Comparing Populations Numerically

Use measures of center and measures of variability to draw informal comparative inferences about two populations.

How to explain it

At this standard, students use measures of center and variability from random sample data to draw informal comparative inferences about two populations, using precise inference language.

The anchor students hold onto: Find center and spread for each sample. Express the center gap in MAD units. Then use both statistics together to draw an inference about which population is typically higher.

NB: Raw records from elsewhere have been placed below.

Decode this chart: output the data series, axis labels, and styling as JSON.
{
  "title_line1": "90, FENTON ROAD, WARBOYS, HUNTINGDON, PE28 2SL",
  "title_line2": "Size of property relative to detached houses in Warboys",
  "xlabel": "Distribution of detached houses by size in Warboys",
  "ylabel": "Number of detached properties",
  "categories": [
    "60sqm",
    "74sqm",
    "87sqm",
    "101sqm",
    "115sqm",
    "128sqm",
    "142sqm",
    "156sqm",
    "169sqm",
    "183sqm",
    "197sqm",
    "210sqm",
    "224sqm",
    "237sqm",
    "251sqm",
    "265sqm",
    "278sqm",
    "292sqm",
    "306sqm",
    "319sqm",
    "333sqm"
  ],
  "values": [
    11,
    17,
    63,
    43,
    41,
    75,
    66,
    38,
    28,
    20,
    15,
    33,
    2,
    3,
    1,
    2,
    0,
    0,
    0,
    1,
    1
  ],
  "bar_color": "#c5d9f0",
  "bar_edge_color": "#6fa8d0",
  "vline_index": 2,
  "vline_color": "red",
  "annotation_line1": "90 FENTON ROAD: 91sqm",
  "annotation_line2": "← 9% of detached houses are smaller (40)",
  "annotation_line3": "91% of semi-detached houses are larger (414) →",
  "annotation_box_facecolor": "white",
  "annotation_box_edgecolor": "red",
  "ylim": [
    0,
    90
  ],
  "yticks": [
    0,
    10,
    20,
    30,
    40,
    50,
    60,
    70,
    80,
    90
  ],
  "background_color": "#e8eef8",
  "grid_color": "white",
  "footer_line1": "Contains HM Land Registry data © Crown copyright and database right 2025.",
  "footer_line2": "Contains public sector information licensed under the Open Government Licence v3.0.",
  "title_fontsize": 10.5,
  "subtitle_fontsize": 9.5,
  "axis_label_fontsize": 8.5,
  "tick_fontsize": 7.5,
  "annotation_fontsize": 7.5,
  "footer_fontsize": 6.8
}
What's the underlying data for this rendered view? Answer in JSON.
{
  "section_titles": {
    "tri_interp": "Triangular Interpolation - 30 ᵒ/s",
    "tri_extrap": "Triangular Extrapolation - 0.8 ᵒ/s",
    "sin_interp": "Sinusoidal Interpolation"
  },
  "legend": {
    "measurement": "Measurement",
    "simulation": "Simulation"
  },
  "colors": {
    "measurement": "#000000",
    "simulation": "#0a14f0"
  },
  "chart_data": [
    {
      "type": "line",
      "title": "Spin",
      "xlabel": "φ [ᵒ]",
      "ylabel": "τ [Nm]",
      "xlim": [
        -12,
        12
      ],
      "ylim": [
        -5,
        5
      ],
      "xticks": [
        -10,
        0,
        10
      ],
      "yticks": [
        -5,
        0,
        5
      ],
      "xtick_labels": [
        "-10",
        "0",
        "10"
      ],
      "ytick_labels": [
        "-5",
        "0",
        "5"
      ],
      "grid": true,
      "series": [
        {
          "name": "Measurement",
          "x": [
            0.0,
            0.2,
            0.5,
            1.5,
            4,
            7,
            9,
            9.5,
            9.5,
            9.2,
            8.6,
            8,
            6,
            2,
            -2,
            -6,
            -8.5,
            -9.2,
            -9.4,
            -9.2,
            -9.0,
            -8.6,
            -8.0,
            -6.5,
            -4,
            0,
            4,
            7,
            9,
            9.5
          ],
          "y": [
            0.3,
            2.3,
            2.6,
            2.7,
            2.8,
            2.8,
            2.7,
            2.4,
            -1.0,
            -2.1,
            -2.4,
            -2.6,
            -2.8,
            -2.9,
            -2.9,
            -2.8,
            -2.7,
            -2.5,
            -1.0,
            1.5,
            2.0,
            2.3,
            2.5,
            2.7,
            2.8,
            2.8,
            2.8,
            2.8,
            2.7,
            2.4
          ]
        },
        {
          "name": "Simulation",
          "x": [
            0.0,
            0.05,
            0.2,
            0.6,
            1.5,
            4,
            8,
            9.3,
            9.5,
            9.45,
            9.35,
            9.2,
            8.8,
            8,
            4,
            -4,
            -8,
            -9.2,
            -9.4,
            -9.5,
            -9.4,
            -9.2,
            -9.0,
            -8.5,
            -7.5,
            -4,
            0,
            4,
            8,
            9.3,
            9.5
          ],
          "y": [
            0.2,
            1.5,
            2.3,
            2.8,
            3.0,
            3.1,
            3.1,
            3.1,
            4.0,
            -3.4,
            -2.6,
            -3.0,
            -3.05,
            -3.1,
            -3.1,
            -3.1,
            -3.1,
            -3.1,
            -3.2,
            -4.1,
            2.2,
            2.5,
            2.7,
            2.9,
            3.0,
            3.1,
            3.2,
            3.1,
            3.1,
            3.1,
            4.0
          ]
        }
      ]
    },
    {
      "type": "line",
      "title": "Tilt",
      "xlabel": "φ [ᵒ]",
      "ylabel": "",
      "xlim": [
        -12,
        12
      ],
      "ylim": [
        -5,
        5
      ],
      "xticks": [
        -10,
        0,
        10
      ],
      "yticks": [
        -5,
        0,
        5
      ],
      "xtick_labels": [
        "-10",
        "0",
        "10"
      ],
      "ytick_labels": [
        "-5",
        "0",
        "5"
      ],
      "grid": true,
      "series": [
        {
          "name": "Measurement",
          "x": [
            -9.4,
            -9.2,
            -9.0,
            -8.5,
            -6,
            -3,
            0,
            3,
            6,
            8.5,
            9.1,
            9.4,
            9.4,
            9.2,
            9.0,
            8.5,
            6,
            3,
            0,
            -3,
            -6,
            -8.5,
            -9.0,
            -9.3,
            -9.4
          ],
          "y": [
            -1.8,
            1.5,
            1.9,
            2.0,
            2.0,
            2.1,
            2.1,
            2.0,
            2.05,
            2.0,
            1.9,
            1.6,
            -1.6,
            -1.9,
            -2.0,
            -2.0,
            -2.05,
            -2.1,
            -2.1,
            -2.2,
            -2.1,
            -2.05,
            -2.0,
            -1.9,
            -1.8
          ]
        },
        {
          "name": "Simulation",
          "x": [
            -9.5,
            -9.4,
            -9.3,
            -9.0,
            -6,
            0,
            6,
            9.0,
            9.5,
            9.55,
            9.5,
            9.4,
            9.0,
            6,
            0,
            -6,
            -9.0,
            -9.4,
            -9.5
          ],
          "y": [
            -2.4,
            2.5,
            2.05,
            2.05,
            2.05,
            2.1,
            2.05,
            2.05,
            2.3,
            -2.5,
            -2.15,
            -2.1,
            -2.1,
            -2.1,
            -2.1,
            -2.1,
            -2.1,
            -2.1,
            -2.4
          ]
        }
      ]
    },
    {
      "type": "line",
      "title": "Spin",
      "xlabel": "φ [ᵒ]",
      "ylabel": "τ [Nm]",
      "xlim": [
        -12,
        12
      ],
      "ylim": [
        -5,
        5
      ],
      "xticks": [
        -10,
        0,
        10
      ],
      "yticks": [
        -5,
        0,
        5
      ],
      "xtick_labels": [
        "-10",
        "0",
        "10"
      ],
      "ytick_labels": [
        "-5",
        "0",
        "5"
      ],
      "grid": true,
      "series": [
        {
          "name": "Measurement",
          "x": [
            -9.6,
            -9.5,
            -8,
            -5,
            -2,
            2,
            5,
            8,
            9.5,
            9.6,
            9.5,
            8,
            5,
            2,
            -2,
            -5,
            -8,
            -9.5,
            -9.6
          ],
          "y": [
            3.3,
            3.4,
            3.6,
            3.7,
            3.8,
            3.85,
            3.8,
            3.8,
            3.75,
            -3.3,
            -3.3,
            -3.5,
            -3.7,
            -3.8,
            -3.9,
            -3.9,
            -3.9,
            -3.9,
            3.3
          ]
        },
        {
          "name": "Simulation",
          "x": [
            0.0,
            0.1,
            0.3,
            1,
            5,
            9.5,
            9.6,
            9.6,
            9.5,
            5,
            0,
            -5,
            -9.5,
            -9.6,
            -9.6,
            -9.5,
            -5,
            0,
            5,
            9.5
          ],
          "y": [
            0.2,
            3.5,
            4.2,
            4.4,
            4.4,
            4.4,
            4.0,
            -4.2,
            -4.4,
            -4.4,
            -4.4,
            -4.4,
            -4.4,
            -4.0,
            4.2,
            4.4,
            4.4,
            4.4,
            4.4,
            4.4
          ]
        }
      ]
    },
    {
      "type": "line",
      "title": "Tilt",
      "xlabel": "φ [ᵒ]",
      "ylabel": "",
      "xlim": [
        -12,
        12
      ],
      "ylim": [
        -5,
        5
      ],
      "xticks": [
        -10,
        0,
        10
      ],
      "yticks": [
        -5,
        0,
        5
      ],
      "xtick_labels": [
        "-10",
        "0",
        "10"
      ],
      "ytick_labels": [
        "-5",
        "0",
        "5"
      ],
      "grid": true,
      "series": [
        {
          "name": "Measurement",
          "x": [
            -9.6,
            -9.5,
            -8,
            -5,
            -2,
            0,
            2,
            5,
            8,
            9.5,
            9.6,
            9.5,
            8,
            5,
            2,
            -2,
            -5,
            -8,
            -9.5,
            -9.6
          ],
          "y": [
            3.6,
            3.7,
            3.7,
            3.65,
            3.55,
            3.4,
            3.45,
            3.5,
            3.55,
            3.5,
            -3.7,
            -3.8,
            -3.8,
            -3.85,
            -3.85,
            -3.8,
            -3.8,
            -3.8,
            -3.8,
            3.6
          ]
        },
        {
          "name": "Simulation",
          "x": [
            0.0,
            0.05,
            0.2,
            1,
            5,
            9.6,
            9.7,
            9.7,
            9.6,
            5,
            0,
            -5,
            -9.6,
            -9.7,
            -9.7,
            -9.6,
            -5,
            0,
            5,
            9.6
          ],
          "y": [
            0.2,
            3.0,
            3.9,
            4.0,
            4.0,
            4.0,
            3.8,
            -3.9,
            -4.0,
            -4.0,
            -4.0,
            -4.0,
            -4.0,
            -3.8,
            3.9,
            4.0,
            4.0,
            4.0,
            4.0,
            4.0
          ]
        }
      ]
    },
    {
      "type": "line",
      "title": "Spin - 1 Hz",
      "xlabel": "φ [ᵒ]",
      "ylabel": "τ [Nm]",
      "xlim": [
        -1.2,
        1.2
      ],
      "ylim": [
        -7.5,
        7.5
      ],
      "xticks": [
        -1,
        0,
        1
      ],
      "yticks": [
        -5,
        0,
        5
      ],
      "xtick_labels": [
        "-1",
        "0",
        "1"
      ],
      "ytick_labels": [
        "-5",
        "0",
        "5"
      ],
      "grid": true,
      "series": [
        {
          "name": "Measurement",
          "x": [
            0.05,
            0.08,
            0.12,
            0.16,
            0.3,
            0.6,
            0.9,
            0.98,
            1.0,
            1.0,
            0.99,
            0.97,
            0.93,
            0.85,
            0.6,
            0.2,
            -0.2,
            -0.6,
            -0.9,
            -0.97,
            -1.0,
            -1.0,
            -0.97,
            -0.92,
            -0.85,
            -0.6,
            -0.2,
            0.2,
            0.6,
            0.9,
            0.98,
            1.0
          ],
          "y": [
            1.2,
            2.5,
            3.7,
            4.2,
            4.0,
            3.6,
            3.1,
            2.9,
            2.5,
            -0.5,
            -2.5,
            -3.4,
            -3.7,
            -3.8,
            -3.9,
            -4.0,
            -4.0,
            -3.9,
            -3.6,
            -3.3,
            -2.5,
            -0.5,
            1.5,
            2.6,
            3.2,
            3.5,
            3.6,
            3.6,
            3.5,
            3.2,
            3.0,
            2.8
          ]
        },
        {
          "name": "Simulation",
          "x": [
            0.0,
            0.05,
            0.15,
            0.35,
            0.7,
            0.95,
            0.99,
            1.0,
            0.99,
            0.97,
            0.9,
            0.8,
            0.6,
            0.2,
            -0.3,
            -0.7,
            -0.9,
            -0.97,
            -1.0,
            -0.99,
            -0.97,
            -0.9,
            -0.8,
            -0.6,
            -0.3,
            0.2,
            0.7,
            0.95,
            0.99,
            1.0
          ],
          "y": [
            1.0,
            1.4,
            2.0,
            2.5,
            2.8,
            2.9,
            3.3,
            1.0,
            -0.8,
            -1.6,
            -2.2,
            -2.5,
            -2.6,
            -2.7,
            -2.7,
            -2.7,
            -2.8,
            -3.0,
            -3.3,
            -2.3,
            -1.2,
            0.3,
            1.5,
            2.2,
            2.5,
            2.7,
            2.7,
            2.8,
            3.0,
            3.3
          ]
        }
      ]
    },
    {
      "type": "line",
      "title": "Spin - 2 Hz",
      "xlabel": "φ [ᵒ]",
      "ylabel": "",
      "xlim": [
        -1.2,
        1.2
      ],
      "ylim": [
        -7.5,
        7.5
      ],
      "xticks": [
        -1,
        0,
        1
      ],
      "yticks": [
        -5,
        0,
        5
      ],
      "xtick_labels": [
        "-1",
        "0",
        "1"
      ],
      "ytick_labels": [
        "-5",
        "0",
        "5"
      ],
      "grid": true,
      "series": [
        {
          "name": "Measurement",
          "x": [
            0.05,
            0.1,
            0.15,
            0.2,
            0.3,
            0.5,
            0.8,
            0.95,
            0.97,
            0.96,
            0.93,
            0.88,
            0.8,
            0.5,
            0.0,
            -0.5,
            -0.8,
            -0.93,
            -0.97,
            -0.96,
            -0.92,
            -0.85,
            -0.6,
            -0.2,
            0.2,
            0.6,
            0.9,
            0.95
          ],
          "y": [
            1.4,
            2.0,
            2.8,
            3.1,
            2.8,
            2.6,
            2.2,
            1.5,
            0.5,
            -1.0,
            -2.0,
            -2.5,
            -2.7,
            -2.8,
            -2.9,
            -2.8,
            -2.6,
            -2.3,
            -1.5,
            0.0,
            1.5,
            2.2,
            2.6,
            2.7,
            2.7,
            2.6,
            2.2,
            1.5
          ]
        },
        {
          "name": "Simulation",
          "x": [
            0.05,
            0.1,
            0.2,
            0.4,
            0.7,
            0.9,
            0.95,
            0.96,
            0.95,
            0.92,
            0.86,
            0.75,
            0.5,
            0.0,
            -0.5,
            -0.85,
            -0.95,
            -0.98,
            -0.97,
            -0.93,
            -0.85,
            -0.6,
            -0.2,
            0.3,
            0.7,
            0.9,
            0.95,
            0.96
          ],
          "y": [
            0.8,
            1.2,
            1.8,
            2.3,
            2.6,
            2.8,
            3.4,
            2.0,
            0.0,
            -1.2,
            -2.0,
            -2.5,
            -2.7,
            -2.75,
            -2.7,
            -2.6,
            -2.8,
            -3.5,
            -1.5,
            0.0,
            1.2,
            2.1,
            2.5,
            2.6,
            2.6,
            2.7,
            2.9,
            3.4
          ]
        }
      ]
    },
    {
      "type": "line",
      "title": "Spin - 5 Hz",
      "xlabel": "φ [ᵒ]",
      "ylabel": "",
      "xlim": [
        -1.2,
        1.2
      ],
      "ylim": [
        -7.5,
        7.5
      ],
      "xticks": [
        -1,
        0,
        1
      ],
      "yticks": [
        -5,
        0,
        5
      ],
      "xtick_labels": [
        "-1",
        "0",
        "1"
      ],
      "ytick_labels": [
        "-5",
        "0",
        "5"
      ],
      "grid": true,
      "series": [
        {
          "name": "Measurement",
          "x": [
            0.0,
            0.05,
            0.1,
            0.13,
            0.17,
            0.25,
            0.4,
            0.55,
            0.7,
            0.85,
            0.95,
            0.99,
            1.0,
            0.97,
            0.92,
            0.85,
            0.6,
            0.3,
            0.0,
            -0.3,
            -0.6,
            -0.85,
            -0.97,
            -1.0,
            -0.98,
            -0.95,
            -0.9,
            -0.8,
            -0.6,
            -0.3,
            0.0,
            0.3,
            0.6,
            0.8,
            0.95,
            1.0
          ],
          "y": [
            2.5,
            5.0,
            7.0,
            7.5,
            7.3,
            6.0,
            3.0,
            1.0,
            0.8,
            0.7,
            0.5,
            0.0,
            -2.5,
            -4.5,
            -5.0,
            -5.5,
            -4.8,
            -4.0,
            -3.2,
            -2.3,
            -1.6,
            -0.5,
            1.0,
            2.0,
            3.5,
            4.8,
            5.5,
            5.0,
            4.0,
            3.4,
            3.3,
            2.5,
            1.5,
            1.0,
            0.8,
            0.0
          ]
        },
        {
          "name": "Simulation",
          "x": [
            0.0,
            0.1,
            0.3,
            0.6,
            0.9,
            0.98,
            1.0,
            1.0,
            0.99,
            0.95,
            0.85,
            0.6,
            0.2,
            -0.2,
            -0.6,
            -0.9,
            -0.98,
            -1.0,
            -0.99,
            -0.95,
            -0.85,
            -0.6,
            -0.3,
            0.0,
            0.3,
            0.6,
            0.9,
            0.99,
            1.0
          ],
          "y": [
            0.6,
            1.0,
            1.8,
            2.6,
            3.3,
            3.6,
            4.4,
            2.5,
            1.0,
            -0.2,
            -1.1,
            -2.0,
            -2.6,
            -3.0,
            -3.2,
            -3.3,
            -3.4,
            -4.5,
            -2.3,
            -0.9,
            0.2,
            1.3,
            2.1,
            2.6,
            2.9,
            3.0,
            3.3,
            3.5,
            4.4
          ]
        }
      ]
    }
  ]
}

Informal comparative inference with center and variability prepares students for 8.SP.A.1, where scatter plots and lines of best fit support predictions about bivariate data.

Worked examples

Example 1 MAD Ratio + Inference
mean A=20, B=26, MAD=3 each
Step 1Center gap = 26 − 20 = 6.
Step 2MAD ratio = 6 / 3 = 2 MADs apart → little overlap.
Step 3Population B is typically higher (based on samples).
Answer6/3 = 2 MADs apart; little overlap; Population B is typically higher
Example 2 Write Full Inference
A mean=40, B mean=52; 3 MADs
Step 13 MADs apart: clearly different; little to no overlap.
Step 2Population B has the higher center (mean=52 vs. 40).
Step 3"Based on samples, Population B is typically higher than A."
AnswerPopulation B is typically higher (3 MADs; clearly different)

Common mistakes

What students write The population with the higher sample mean is always higher than the other population in every case.
The fix An informal comparative inference says one population is TYPICALLY higher — not always. Overlapping distributions mean some members of the lower-center group may still score above members of the higher-center group. Use "typically" or "tends to be," never "always."
Try this Two 7th-grade classes each had 30 randomly selected students take a math assessment. Class A: mean=82 pts, MAD=10 pts. Class B: mean=75 pts, MAD=10 pts. Rivera writes: "Class A has a mean of 82 and Class B has a mean of 75. Class A is 7 points higher. Therefore, Class A students are always better at math than Class B students." Identify and correct Rivera's two errors.
What students write Comparing means alone is enough to draw a valid comparative inference.
The fix Both center AND variability are required. A center gap of 6 means very different things when MAD=2 (3 MADs — clearly different) vs. MAD=12 (0.5 MADs — much overlap). Always express the center gap in MAD units before drawing an inference.
Try this A researcher compared two groups on a science test using random samples. Group 1: mean=65 pts, MAD=3 pts. Group 2: mean=58 pts, MAD=8 pts. Tran writes: "Group 2 has a larger MAD (8 > 3), so Group 2's scores are typically higher than Group 1's scores." Identify Tran's error and write the correct inference.

Teacher tip

Head off the two predictable errors before they happen. First: An informal comparative inference says one population is TYPICALLY higher — not always. Overlapping distributions mean some members of the lower-center group may still score above members of the higher-center group. Use "typically" or "tends to be," never "always." Second: Both center AND variability are required. A center gap of 6 means very different things when MAD=2 (3 MADs — clearly different) vs. MAD=12 (0.5 MADs — much overlap). Always express the center gap in MAD units before drawing an inference.